Our Chicago: Business owner, professor talk what supply chain issues could mean for holiday shoppers

ByKay Cesinger WLS logo
Sunday, November 21, 2021
Our Chicago Part 1
Mike Burton, president of C-and-K Holdings, which includes C-and-K Trucking in Chicago Ridge, weighed in on supply chain issues.

CHICAGO (WLS) -- As we head into the holiday season, we've all been hearing news recently about supply chain issues and what they could mean for shoppers.

And we've seen the images of ships and containers sitting with no place to go. U.S. Transportation Secretary Pete Buttigieg of President Joe Biden's administration said efforts are underway to ease the bottlenecks.

He said encouraging more young people to consider a career in trucking could provide some relief. Currently, there is an estimated 80,000 truck driver shortage in the country. And the trucking industry hauls more than 70% of all freight transported in the U.S. Mike Burton is the president of C-and-K Holdings, which includes C-and-K Trucking in Chicago Ridge.

"The truck drivers between 18 and 20, the young adults that would like to become truck drivers it's very difficult. In some states they're allowed intrastate which means they can just operate in specific state they can't go across the border or more importantly they can't carry interstate goods and the majority of goods comes from outside of the state or across the state borders. And so it really limits them," Burton said. "The government along with the American Trucking Association is trying to put together a program that's been approved and to allow the young truck drivers to be able to come into the marketplace."

So, are their flaws in the U.S. supply chain? Maciek Nowak is a professor of supply chain management and the interim dean of the Quinlan School of Business at Loyola University.

Maciek Nowak, professor of supply chain management at Loyola University, talks about whether there are flaws in the U.S. supply chain.

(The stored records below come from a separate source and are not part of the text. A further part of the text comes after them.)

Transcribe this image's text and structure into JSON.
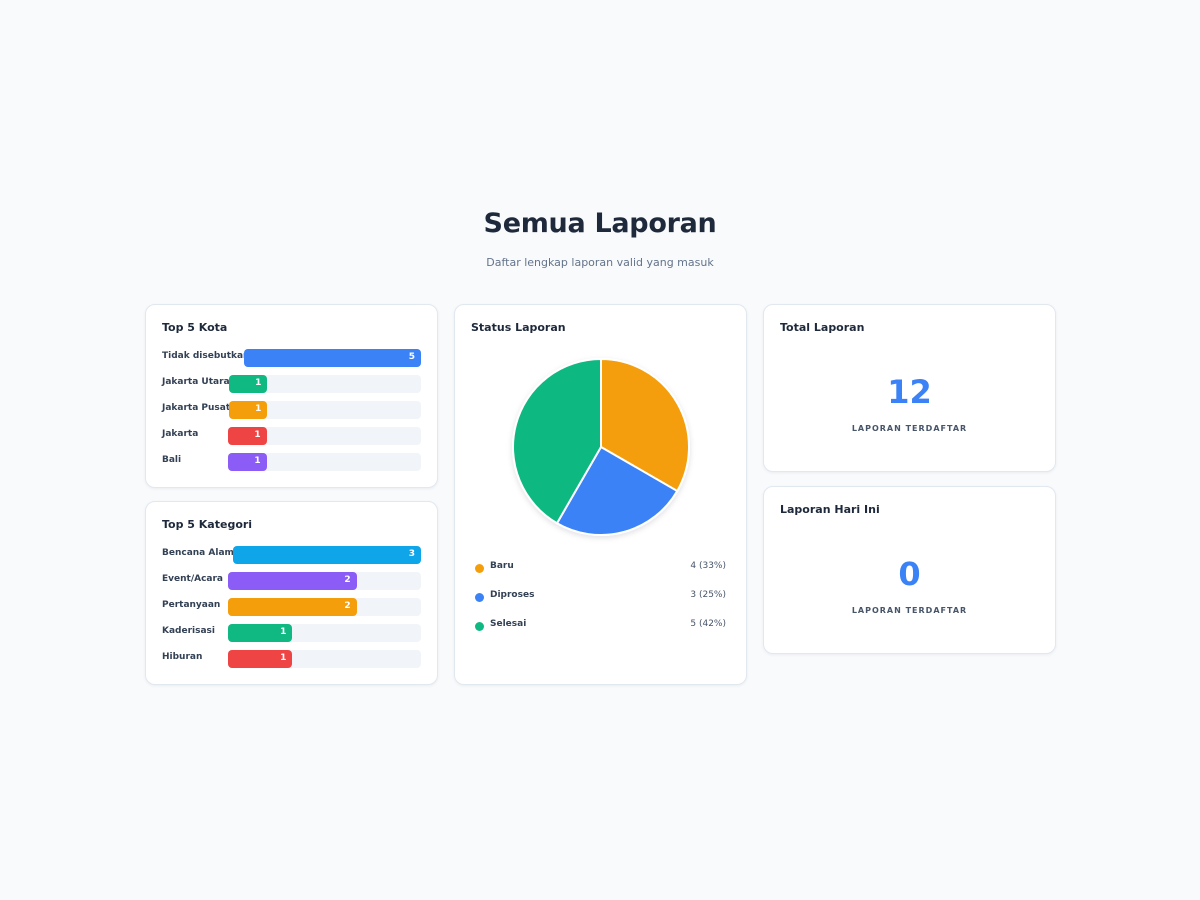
{
  "header": {
    "title": "Semua Laporan",
    "subtitle": "Daftar lengkap laporan valid yang masuk"
  },
  "top_kota": {
    "title": "Top 5 Kota",
    "max": 5,
    "items": [
      {
        "label": "Tidak disebutkan",
        "value": 5,
        "color": "#3b82f6"
      },
      {
        "label": "Jakarta Utara",
        "value": 1,
        "color": "#10b981"
      },
      {
        "label": "Jakarta Pusat",
        "value": 1,
        "color": "#f59e0b"
      },
      {
        "label": "Jakarta",
        "value": 1,
        "color": "#ef4444"
      },
      {
        "label": "Bali",
        "value": 1,
        "color": "#8b5cf6"
      }
    ]
  },
  "top_kategori": {
    "title": "Top 5 Kategori",
    "max": 3,
    "items": [
      {
        "label": "Bencana Alam",
        "value": 3,
        "color": "#0ea5e9"
      },
      {
        "label": "Event/Acara",
        "value": 2,
        "color": "#8b5cf6"
      },
      {
        "label": "Pertanyaan",
        "value": 2,
        "color": "#f59e0b"
      },
      {
        "label": "Kaderisasi",
        "value": 1,
        "color": "#10b981"
      },
      {
        "label": "Hiburan",
        "value": 1,
        "color": "#ef4444"
      }
    ]
  },
  "status": {
    "title": "Status Laporan",
    "legend": [
      {
        "label": "Baru",
        "display": "4 (33%)",
        "color": "#f59e0b"
      },
      {
        "label": "Diproses",
        "display": "3 (25%)",
        "color": "#3b82f6"
      },
      {
        "label": "Selesai",
        "display": "5 (42%)",
        "color": "#10b981"
      }
    ]
  },
  "chart_data": {
    "type": "pie",
    "title": "Status Laporan",
    "labels": [
      "Baru",
      "Diproses",
      "Selesai"
    ],
    "values": [
      4,
      3,
      5
    ],
    "colors": [
      "#f59e0b",
      "#3b82f6",
      "#10b981"
    ],
    "legend": "bottom"
  },
  "total_laporan": {
    "title": "Total Laporan",
    "value": "12",
    "caption": "LAPORAN TERDAFTAR"
  },
  "laporan_hari_ini": {
    "title": "Laporan Hari Ini",
    "value": "0",
    "caption": "LAPORAN TERDAFTAR"
  }
}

"It was risks that companies have taken that didn't foresee a pandemic. Companies for quite some time now have really been looking at creating a very tight, well-run supply chain that is based on perfectly balancing supply with demand," Nowak said. "Inventory costs money. You don't want to carry any extra inventory so you really want your supply to match exactly what your demand is. And so that's driven around really ideal forecasting. And if you think about a company like Google or Facebook how they make so much money off selling data about us that all drives theses forecasts. So, they know exactly what we want, when we want it. And that drives a precise well-tuned supply chain. None of those models forecasted a pandemic."